The authors of the Lancet study, researchers at the Bloomberg School of Public Health at Johns Hopkins, found that the number of maternal deaths in those countries in 2008 would have nearly doubled without contraception.
They acknowledged, however, that maternal mortality record-keeping is weak in developing countries, a limitation of the study. They also found that an additional 29 per cent of the deaths could have been prevented if women who wanted birth control would have received it, a concept called unmet need that is estimated using surveys of mothers in developing countries.

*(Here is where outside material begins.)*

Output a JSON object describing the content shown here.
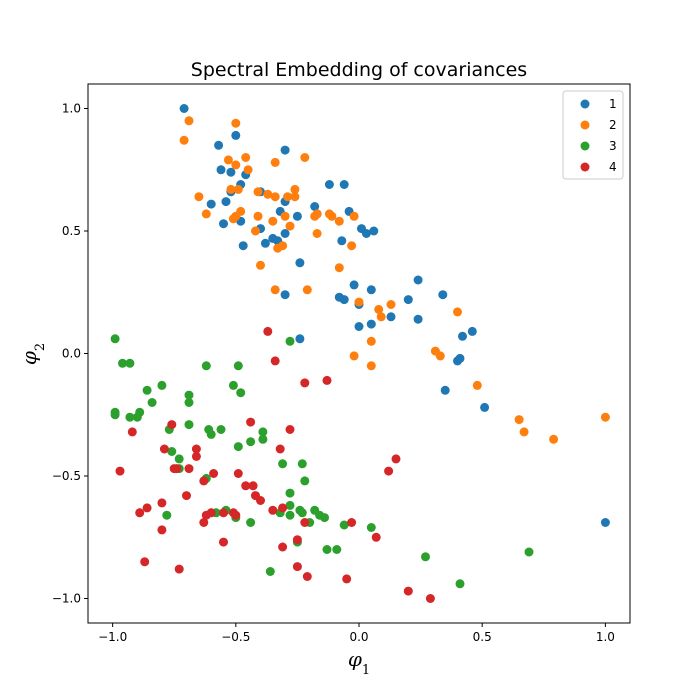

Even so, simply providing contraceptives to people who are not using them and who say they want to avoid pregnancy might not be enough to actually do so, and Ms Nugent said the study's conclusions might be optimistic.
The lack of birth control in poor countries has become an important issue for Melinda Gates, who argued in highly personal remarks in April that birth control should not be controversial, because it improves women's lives.
"Somewhere along the way we got confused by our own conversation and we stopped trying to save these lives," she said. She added: "We're not talking about abortion. We're not talking about population control. What I'm talking about is giving women the power to save their lives."